I am satisfied with the similarity.

Note that the loss here is the overall MAE including the expiratory phase, which is not the evaluation metric.

# Predict and submit

In [None]:
features = create_features(test)
features = rs.transform(features)

X_test = features.reshape(-1, 80, features.shape[-1])
y_test = np.zeros(len(features)).reshape(-1, 80)
w_test = 1 - test.u_out.values.reshape(-1, 80)

dataset_test = Dataset(X_test, y_test, w_test)
loader_test = torch.utils.data.DataLoader(dataset_test, batch_size=batch_size)

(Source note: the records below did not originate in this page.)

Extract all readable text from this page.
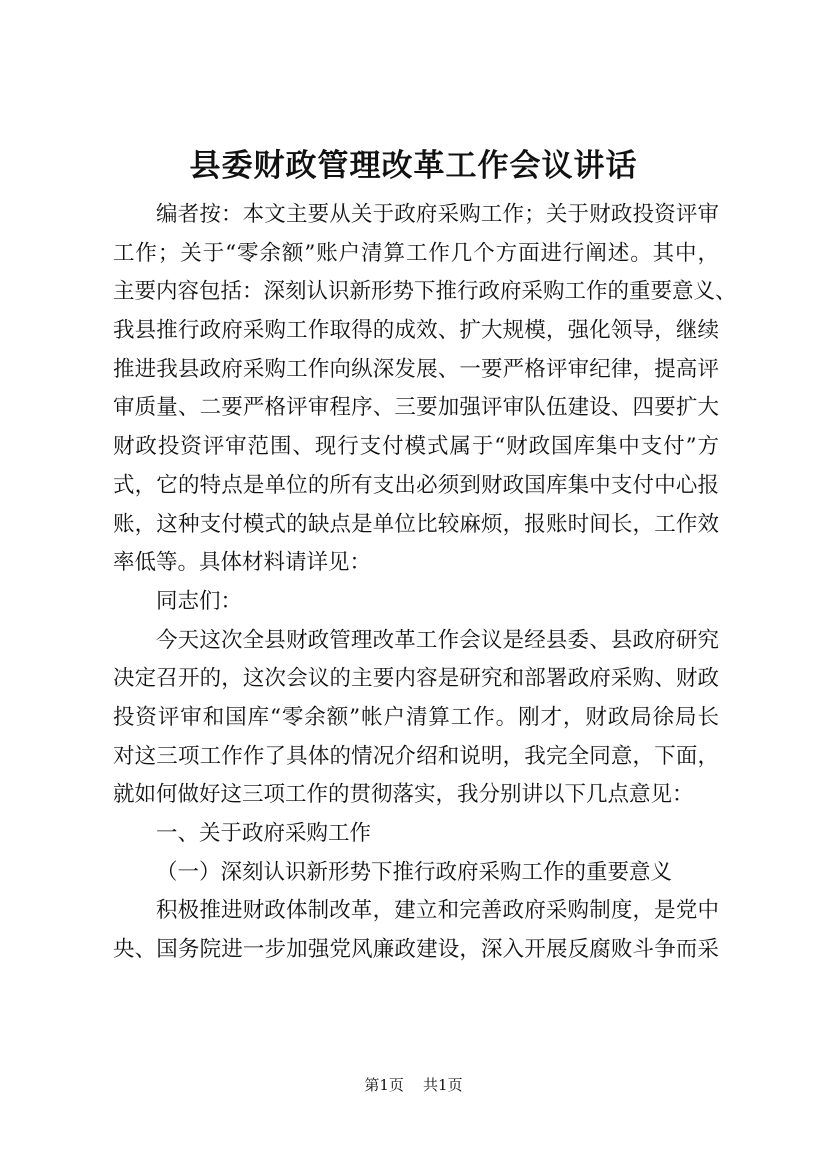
县委财政管理改革工作会议讲话
编者按：本文主要从关于政府采购工作；关于财政投资评审
工作；关于“零余额”账户清算工作几个方面进行阐述。其中，
主要内容包括：深刻认识新形势下推行政府采购工作的重要意义、
我县推行政府采购工作取得的成效、扩大规模，强化领导，继续
推进我县政府采购工作向纵深发展、一要严格评审纪律，提高评
审质量、二要严格评审程序、三要加强评审队伍建设、四要扩大
财政投资评审范围、现行支付模式属于“财政国库集中支付”方
式，它的特点是单位的所有支出必须到财政国库集中支付中心报
账，这种支付模式的缺点是单位比较麻烦，报账时间长，工作效
率低等。具体材料请详见：
同志们：
今天这次全县财政管理改革工作会议是经县委、县政府研究
决定召开的，这次会议的主要内容是研究和部署政府采购、财政
投资评审和国库“零余额”帐户清算工作。刚才，财政局徐局长
对这三项工作作了具体的情况介绍和说明，我完全同意，下面，
就如何做好这三项工作的贯彻落实，我分别讲以下几点意见：
一、关于政府采购工作
（一）深刻认识新形势下推行政府采购工作的重要意义
积极推进财政体制改革，建立和完善政府采购制度，是党中
央、国务院进一步加强党风廉政建设，深入开展反腐败斗争而采
第1页 共1页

y_pred_folds = np.zeros((len(test), 5), dtype=np.float32)
for ifold in range(5):
    model = Model(input_size)
    model.to(device)
    filename = '/kaggle/input/pytorchlstmwithtensorflowlikeinitialization/' \
               'model%d.pth' % ifold
    model.load_state_dict(torch.load(filename, map_location=device))
    model.eval()
    
    y_preds = []
    for x, y, _ in loader_test:
        x = x.to(device)
        with torch.no_grad():
            y_pred = model(x).squeeze()

        y_preds.append(y_pred.cpu().numpy())
    
    y_preds = np.concatenate(y_preds, axis=0)
    y_pred_folds[:, ifold] = y_preds.flatten()

submit.pressure = np.mean(y_pred_folds, axis=1)
submit.to_csv('submission.csv', index=False)
print('submission.csv written')

Minor differences from the original, with no reason.

* Learning rate scheduler is ReduceLROnPlateau, which is used in [other notebooks](https://www.kaggle.com/tenffe/finetune-of-tensorflow-bidirectional-lstm);
* I have not implemented early stopping;
* random seeds other than kfold are not fixed in the original. Mine is not strictly deterministic either.

There are more features, loss function, or better aggrigation of nfold predictions, and so on, in public notebooks, but my goal here is to reproduce score as good as TensorFlow using same model and features.